Things I’ve Been Silent About: Memories is her second memoir. Published in 2008, it is illustrated and already available in audio and large print editions. Nafisi is a visiting fellow and lecturer at the School of Advanced International Studies at Johns Hopkins University. 

I first encountered writer-photographer Ann Jones on C-Span2’s Book-TV. She has been a lifelong activist for civil rights, peace and women’s rights. Her books about her research on these issues in Afghanistan, Liberia, Sierra Leone and the Ivory Coast have won awards. Jones grew up in Wisconsin and earned a Ph.D. in literature and history at the University of Wisconsin. Teaching at a black college in the South, she found students getting shortchanged and wrote her first book of advocacy, Uncle Tom’s Campus.

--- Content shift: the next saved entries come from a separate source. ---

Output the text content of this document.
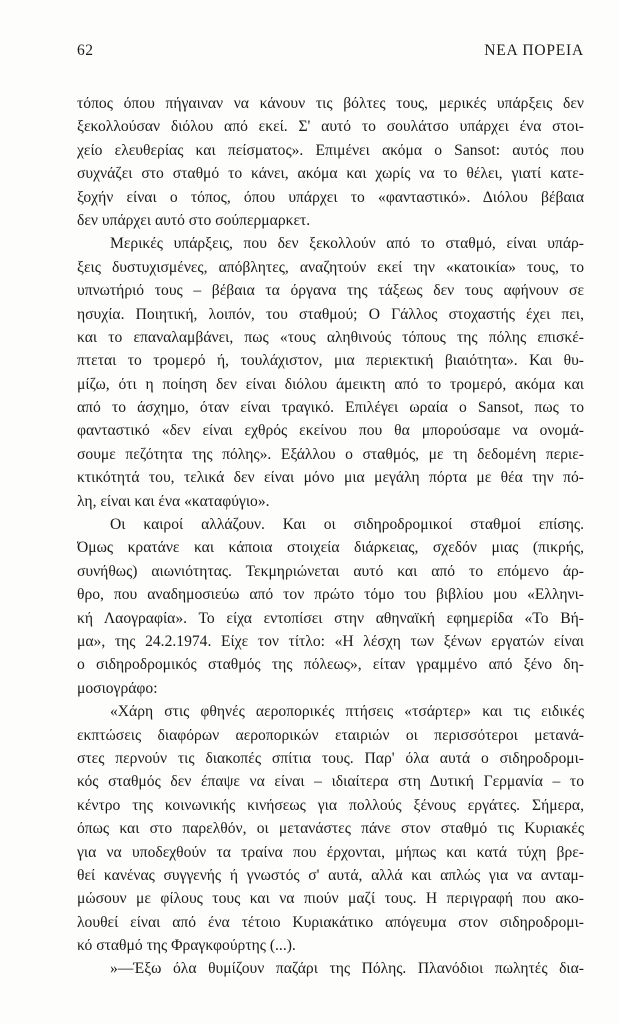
62	ΝΕΑ ΠΟΡΕΙΑ
τόπος όπου πήγαιναν να κάνουν τις βόλτες τους, μερικές υπάρξεις δεν
ξεκολλούσαν διόλου από εκεί. Σ' αυτό το σουλάτσο υπάρχει ένα στοι-
χείο ελευθερίας και πείσματος». Επιμένει ακόμα ο Sansot: αυτός που
συχνάζει στο σταθμό το κάνει, ακόμα και χωρίς να το θέλει, γιατί κατε-
ξοχήν είναι ο τόπος, όπου υπάρχει το «φανταστικό». Διόλου βέβαια
δεν υπάρχει αυτό στο σούπερμαρκετ.
Μερικές υπάρξεις, που δεν ξεκολλούν από το σταθμό, είναι υπάρ-
ξεις δυστυχισμένες, απόβλητες, αναζητούν εκεί την «κατοικία» τους, το
υπνωτήριό τους – βέβαια τα όργανα της τάξεως δεν τους αφήνουν σε
ησυχία. Ποιητική, λοιπόν, του σταθμού; Ο Γάλλος στοχαστής έχει πει,
και το επαναλαμβάνει, πως «τους αληθινούς τόπους της πόλης επισκέ-
πτεται το τρομερό ή, τουλάχιστον, μια περιεκτική βιαιότητα». Και θυ-
μίζω, ότι η ποίηση δεν είναι διόλου άμεικτη από το τρομερό, ακόμα και
από το άσχημο, όταν είναι τραγικό. Επιλέγει ωραία ο Sansot, πως το
φανταστικό «δεν είναι εχθρός εκείνου που θα μπορούσαμε να ονομά-
σουμε πεζότητα της πόλης». Εξάλλου ο σταθμός, με τη δεδομένη περιε-
κτικότητά του, τελικά δεν είναι μόνο μια μεγάλη πόρτα με θέα την πό-
λη, είναι και ένα «καταφύγιο».
Οι καιροί αλλάζουν. Και οι σιδηροδρομικοί σταθμοί επίσης.
Όμως κρατάνε και κάποια στοιχεία διάρκειας, σχεδόν μιας (πικρής,
συνήθως) αιωνιότητας. Τεκμηριώνεται αυτό και από το επόμενο άρ-
θρο, που αναδημοσιεύω από τον πρώτο τόμο του βιβλίου μου «Ελληνι-
κή Λαογραφία». Το είχα εντοπίσει στην αθηναϊκή εφημερίδα «Το Βή-
μα», της 24.2.1974. Είχε τον τίτλο: «Η λέσχη των ξένων εργατών είναι
ο σιδηροδρομικός σταθμός της πόλεως», είταν γραμμένο από ξένο δη-
μοσιογράφο:
«Χάρη στις φθηνές αεροπορικές πτήσεις «τσάρτερ» και τις ειδικές
εκπτώσεις διαφόρων αεροπορικών εταιριών οι περισσότεροι μετανά-
στες περνούν τις διακοπές σπίτια τους. Παρ' όλα αυτά ο σιδηροδρομι-
κός σταθμός δεν έπαψε να είναι – ιδιαίτερα στη Δυτική Γερμανία – το
κέντρο της κοινωνικής κινήσεως για πολλούς ξένους εργάτες. Σήμερα,
όπως και στο παρελθόν, οι μετανάστες πάνε στον σταθμό τις Κυριακές
για να υποδεχθούν τα τραίνα που έρχονται, μήπως και κατά τύχη βρε-
θεί κανένας συγγενής ή γνωστός σ' αυτά, αλλά και απλώς για να ανταμ-
μώσουν με φίλους τους και να πιούν μαζί τους. Η περιγραφή που ακο-
λουθεί είναι από ένα τέτοιο Κυριακάτικο απόγευμα στον σιδηροδρομι-
κό σταθμό της Φραγκφούρτης (...).
»—Έξω όλα θυμίζουν παζάρι της Πόλης. Πλανόδιοι πωλητές δια-
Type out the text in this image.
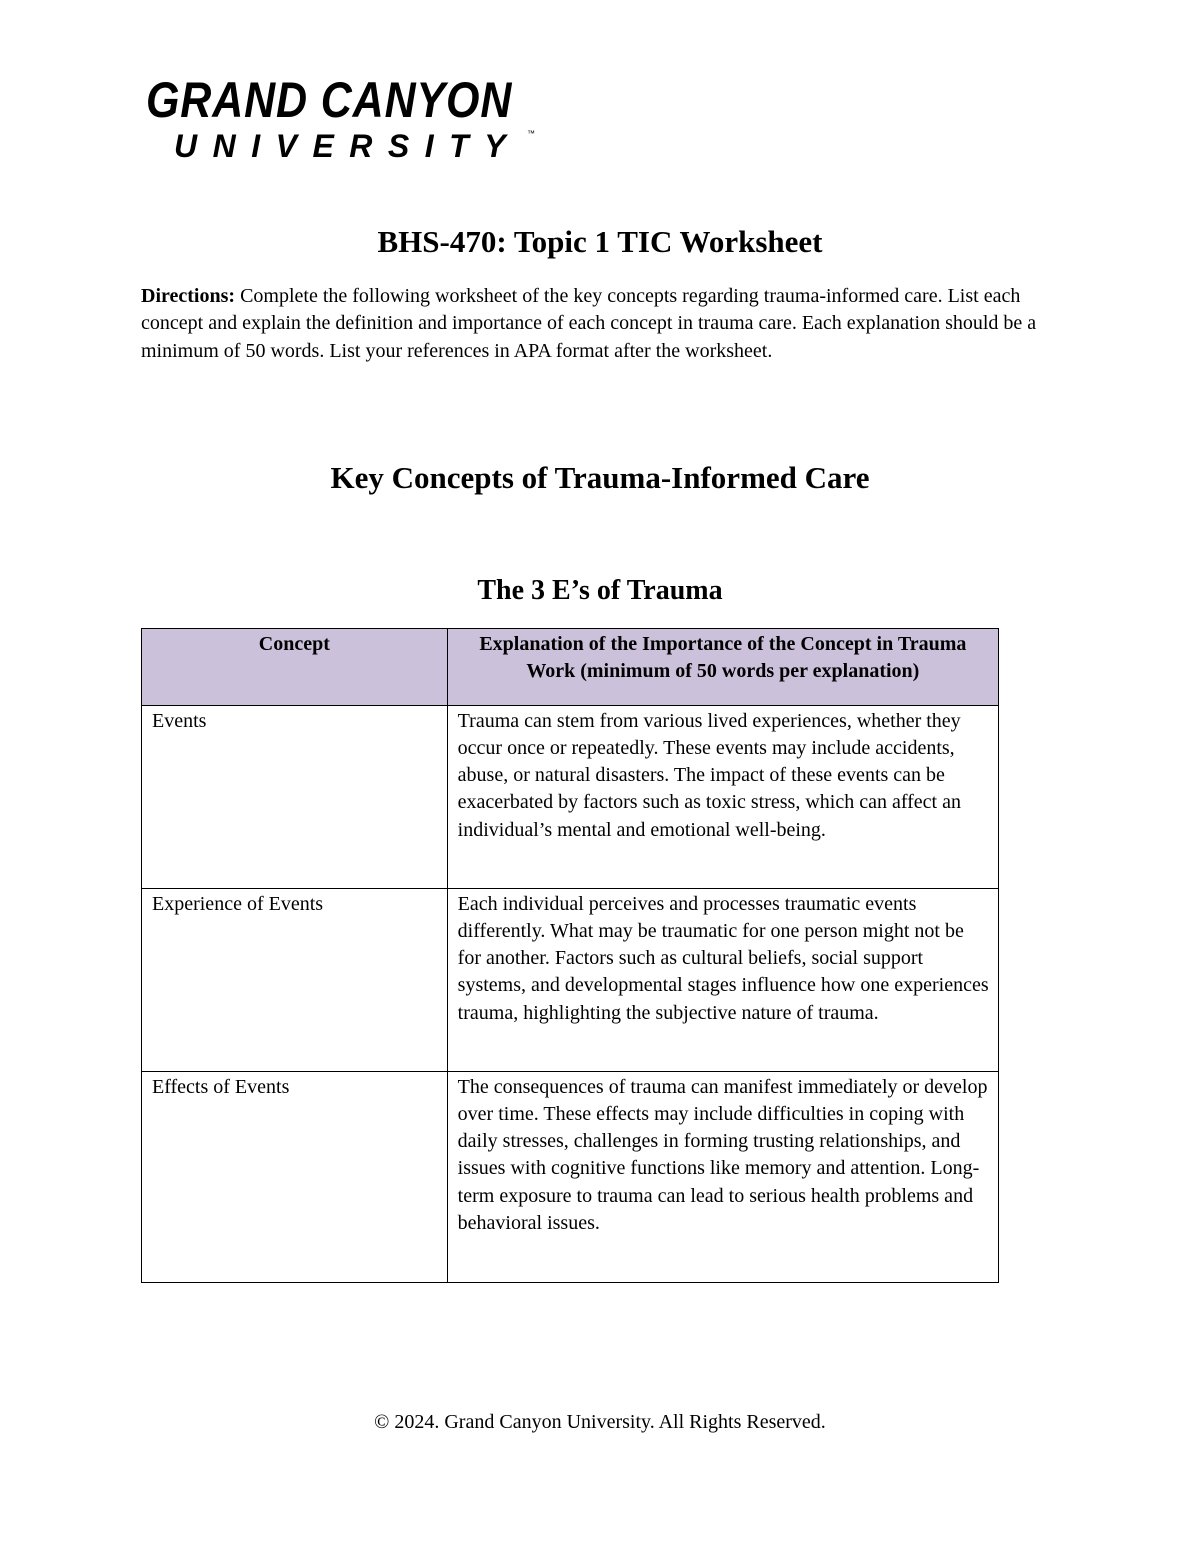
GRAND CANYON
UNIVERSITY ™
BHS-470: Topic 1 TIC Worksheet
Directions: Complete the following worksheet of the key concepts regarding trauma-informed care. List each concept and explain the definition and importance of each concept in trauma care. Each explanation should be a minimum of 50 words. List your references in APA format after the worksheet.
Key Concepts of Trauma-Informed Care
The 3 E’s of Trauma
Concept	Explanation of the Importance of the Concept in Trauma Work (minimum of 50 words per explanation)
Events	Trauma can stem from various lived experiences, whether they occur once or repeatedly. These events may include accidents, abuse, or natural disasters. The impact of these events can be exacerbated by factors such as toxic stress, which can affect an individual’s mental and emotional well-being.
Experience of Events	Each individual perceives and processes traumatic events differently. What may be traumatic for one person might not be for another. Factors such as cultural beliefs, social support systems, and developmental stages influence how one experiences trauma, highlighting the subjective nature of trauma.
Effects of Events	The consequences of trauma can manifest immediately or develop over time. These effects may include difficulties in coping with daily stresses, challenges in forming trusting relationships, and issues with cognitive functions like memory and attention. Long-term exposure to trauma can lead to serious health problems and behavioral issues.
© 2024. Grand Canyon University. All Rights Reserved.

She followed with a series of books about women and violence, culminating in Next Time, She’ll Be Dead. 

Kabul in Winter: Life Without Peace in Afghanistan, published in 2006, is Jones’ account of working among impoverished widows, retraining Kabul’s long-silenced English teachers, and investigating the women’s prison. Soon after the bombing ceased, she set out for Kabul to bring help where her own country had brought destruction. She entered a large community of female outcasts: runaway child brides, pariah prostitutes, cast-off wives, rape victims. From what she heard in the streets and markets, the Afghan view of the supposed benefits brought by the fall of the Taliban is that regarding women as less than human is still the norm. 

Her online biography includes a Kabul photo gallery. She is working with the International Rescue Committee on a special project of the Gender-Based Violence Unit, encouraging women through photography to document their lives and speak up for change.  

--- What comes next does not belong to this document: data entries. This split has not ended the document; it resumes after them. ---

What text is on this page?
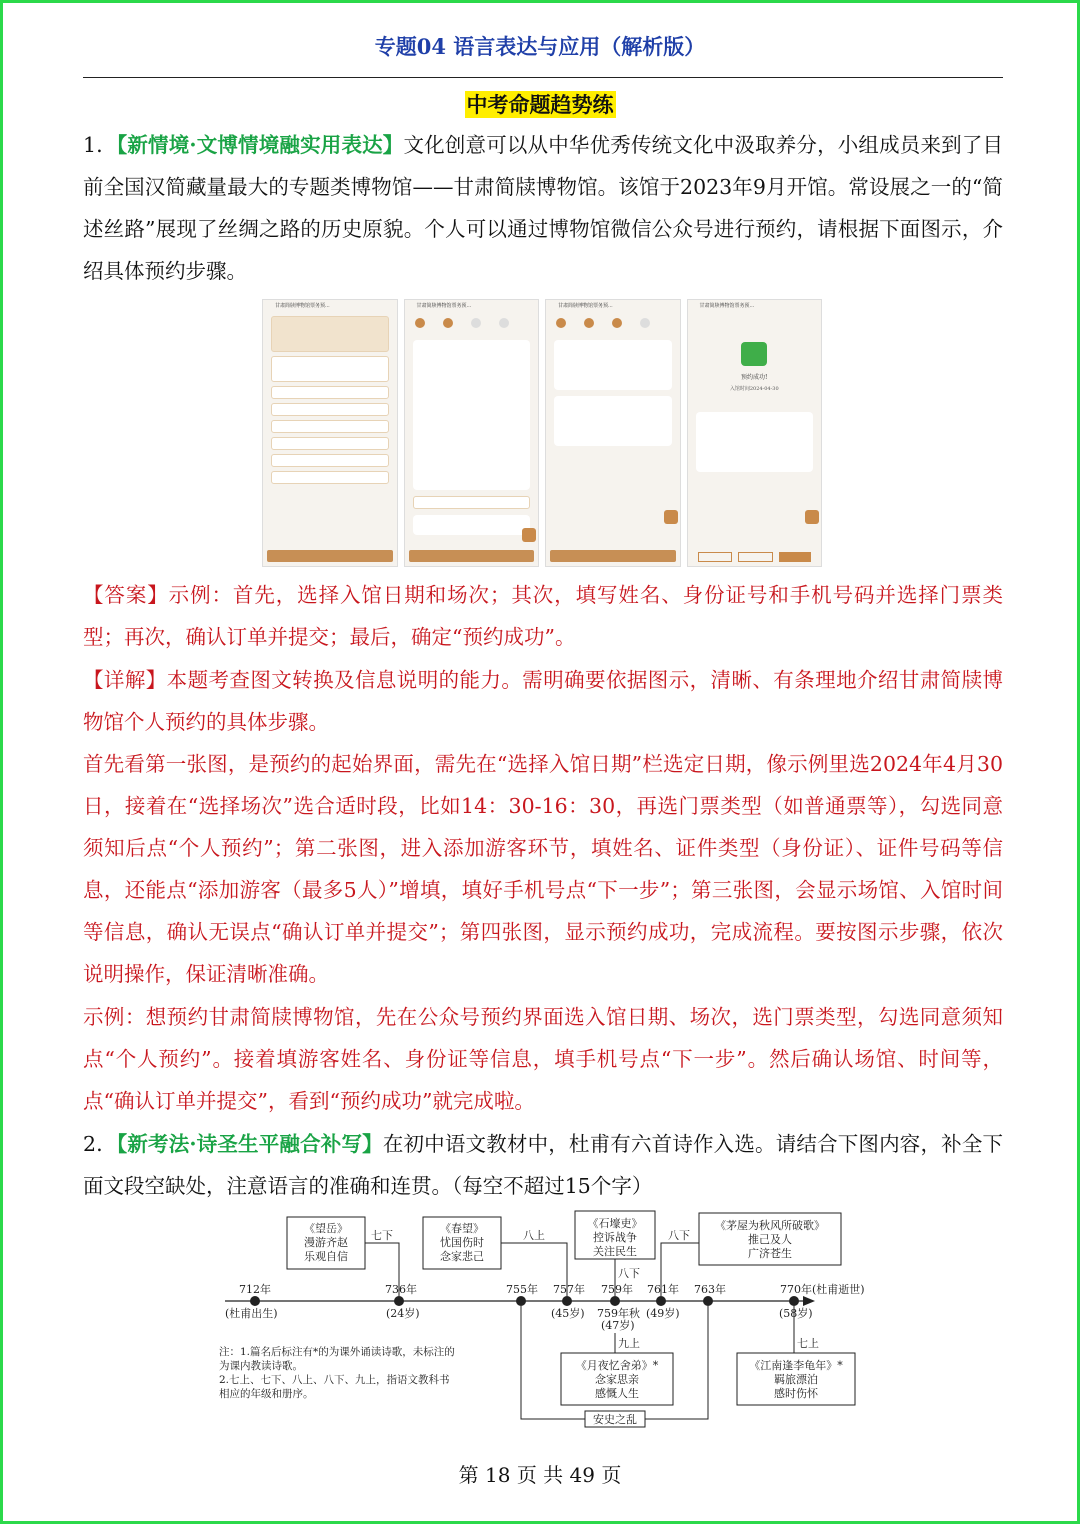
专题04 语言表达与应用（解析版）
中考命题趋势练
1．【新情境·文博情境融实用表达】文化创意可以从中华优秀传统文化中汲取养分，小组成员来到了目前全国汉简藏量最大的专题类博物馆——甘肃简牍博物馆。该馆于2023年9月开馆。常设展之一的“简述丝路”展现了丝绸之路的历史原貌。个人可以通过博物馆微信公众号进行预约，请根据下面图示，介绍具体预约步骤。
甘肃简牍博物馆票务预...	甘肃简牍博物馆票务预...	甘肃简牍博物馆票务预...	甘肃简牍博物馆票务预...
预约成功!
入馆时间2024-04-30
【答案】示例：首先，选择入馆日期和场次；其次，填写姓名、身份证号和手机号码并选择门票类型；再次，确认订单并提交；最后，确定“预约成功”。
【详解】本题考查图文转换及信息说明的能力。需明确要依据图示，清晰、有条理地介绍甘肃简牍博物馆个人预约的具体步骤。
首先看第一张图，是预约的起始界面，需先在“选择入馆日期”栏选定日期，像示例里选2024年4月30日，接着在“选择场次”选合适时段，比如14：30-16：30，再选门票类型（如普通票等），勾选同意须知后点“个人预约”；第二张图，进入添加游客环节，填姓名、证件类型（身份证）、证件号码等信息，还能点“添加游客（最多5人）”增填，填好手机号点“下一步”；第三张图，会显示场馆、入馆时间等信息，确认无误点“确认订单并提交”；第四张图，显示预约成功，完成流程。要按图示步骤，依次说明操作，保证清晰准确。
示例：想预约甘肃简牍博物馆，先在公众号预约界面选入馆日期、场次，选门票类型，勾选同意须知点“个人预约”。接着填游客姓名、身份证等信息，填手机号点“下一步”。然后确认场馆、时间等，点“确认订单并提交”，看到“预约成功”就完成啦。
2．【新考法·诗圣生平融合补写】在初中语文教材中，杜甫有六首诗作入选。请结合下图内容，补全下面文段空缺处，注意语言的准确和连贯。（每空不超过15个字）
712年	736年	755年 757年 759年 761年 763年	770年(杜甫逝世)
(杜甫出生)	(24岁)	(45岁) 759年秋
(47岁)
(49岁)	(58岁)
七下	八上
八下
八下
九上	七上
《望岳》
漫游齐赵
乐观自信
《春望》
忧国伤时
念家悲己
《石壕吏》
控诉战争
关注民生
《茅屋为秋风所破歌》
推己及人
广济苍生
《月夜忆舍弟》*
念家思亲
感慨人生
《江南逢李龟年》*
羁旅漂泊
感时伤怀
安史之乱
注：1.篇名后标注有*的为课外诵读诗歌，未标注的
为课内教读诗歌。
2.七上、七下、八上、八下、九上，指语文教科书
相应的年级和册序。
第 18 页 共 49 页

Michigan mother and beautician Debbie Rodriguez brought a feminine perspective to life in Kabul. In Kabul Beauty School, she reported that she wondered how she could be useful after the fall of the Taliban. The idea of starting a modern beauty academy dawned—students could learn a marketable skill while enjoying social intercourse with other women, and Westerners could get, and pay for, salon-type treatment. 

While not acknowledging the sexism inherent in the requirement that the bride’s virginity be confirmed for everyone, she did find notable removal of all hair of both bride and groom. Her book made the New York Times bestseller list. As Kabul Beauty School concluded, she was the school’s director and owner of the Oasis Salon and a Coffee House, residing in Kabul with her Afghan warlord husband, seemingly unfazed by the discovery that he already had at least one wife. In 2007 National Public Radio reported that Sony Pictures was planning a movie of the book, with Sandra Bullock playing the lead.  

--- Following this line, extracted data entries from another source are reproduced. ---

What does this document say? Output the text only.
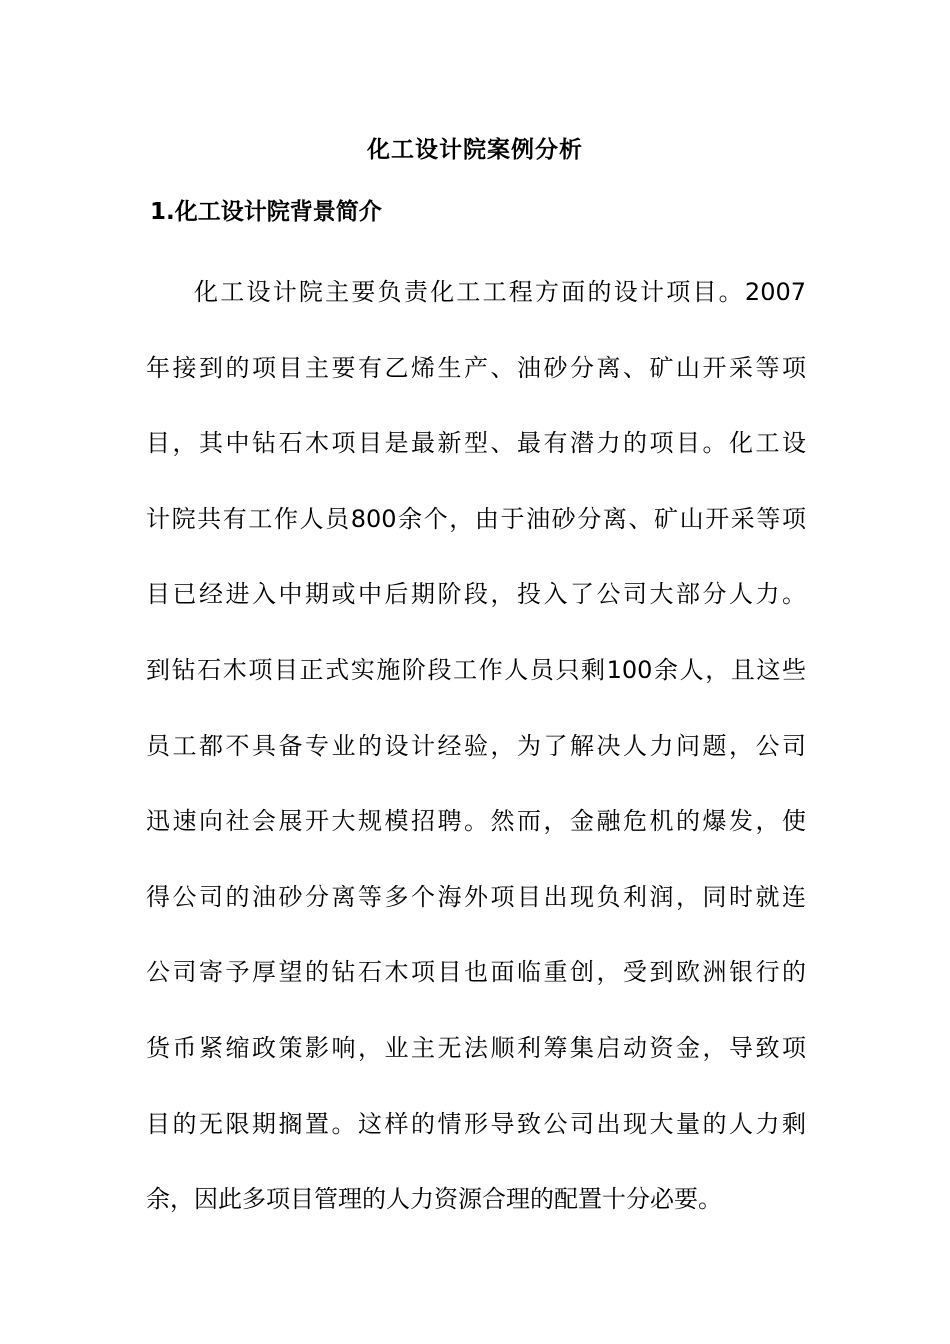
化工设计院案例分析
1.化工设计院背景简介
化工设计院主要负责化工工程方面的设计项目。2007
年接到的项目主要有乙烯生产、油砂分离、矿山开采等项
目，其中钻石木项目是最新型、最有潜力的项目。化工设
计院共有工作人员800余个，由于油砂分离、矿山开采等项
目已经进入中期或中后期阶段，投入了公司大部分人力。
到钻石木项目正式实施阶段工作人员只剩100余人，且这些
员工都不具备专业的设计经验，为了解决人力问题，公司
迅速向社会展开大规模招聘。然而，金融危机的爆发，使
得公司的油砂分离等多个海外项目出现负利润，同时就连
公司寄予厚望的钻石木项目也面临重创，受到欧洲银行的
货币紧缩政策影响，业主无法顺利筹集启动资金，导致项
目的无限期搁置。这样的情形导致公司出现大量的人力剩
余，因此多项目管理的人力资源合理的配置十分必要。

Rodriguez has been referred to variously as a flamboyant beautician and an eccentric mother of two. Initially, the New York Times considered her book “a rollicking story,” but subsequently reported that Rodriguez “used to direct the Kabul Beauty School.” Six women have disputed parts of her book, said to have caused outrage in Afghanistan, where websites have revealed the salon girls’ true identities and they have been denounced as prostitutes who have soiled the reputation of Afghan womanhood. Sisterhood could be powerful. 



Now They Call Me Infidel: Why I Rejected Jihad for America, Israel, and the War on Terror,  

by Nonie Darwish. 2006.  


Fireworks Wednesday (videorecording), by Asghar Farhadi and Mani Haghighi. Produced by Jamal Sadatian for Boshra Films and Dreamlab. 104 minutes. 2008. 


The Caged Virgin: An Emancipation Proclamation for Women and Islam, by Ayaan Hirsi Ali. 2006. 


Submission, by Ayaan Hirsi Ali. 10-minute film in English directed by Theo van Gogh, shown on the Dutch public broadcasting network (VPRO) Aug. 29, 2004.  


Kabul in Winter: Life Without Peace in Afghanistan, by Ann Jones. 2006.  


The Trouble with Islam: A Muslim’s Call for Reform in her Faith, by Irshad Manji. 2004. 


Reading Lolita in Tehran: A Memoir in Books, by Azar Nafisi. 2003.  


Things I’ve Been Silent About: Memories, by Azar Nafisi. 2008. 


Kabul Beauty School : An American Woman Goes Behind the Veil, by Deborah Rodriguez. 2007.  


These works, with the exception of Submission, are in-print and/or in the collections of the Alameda County and Contra Costa County Libraries.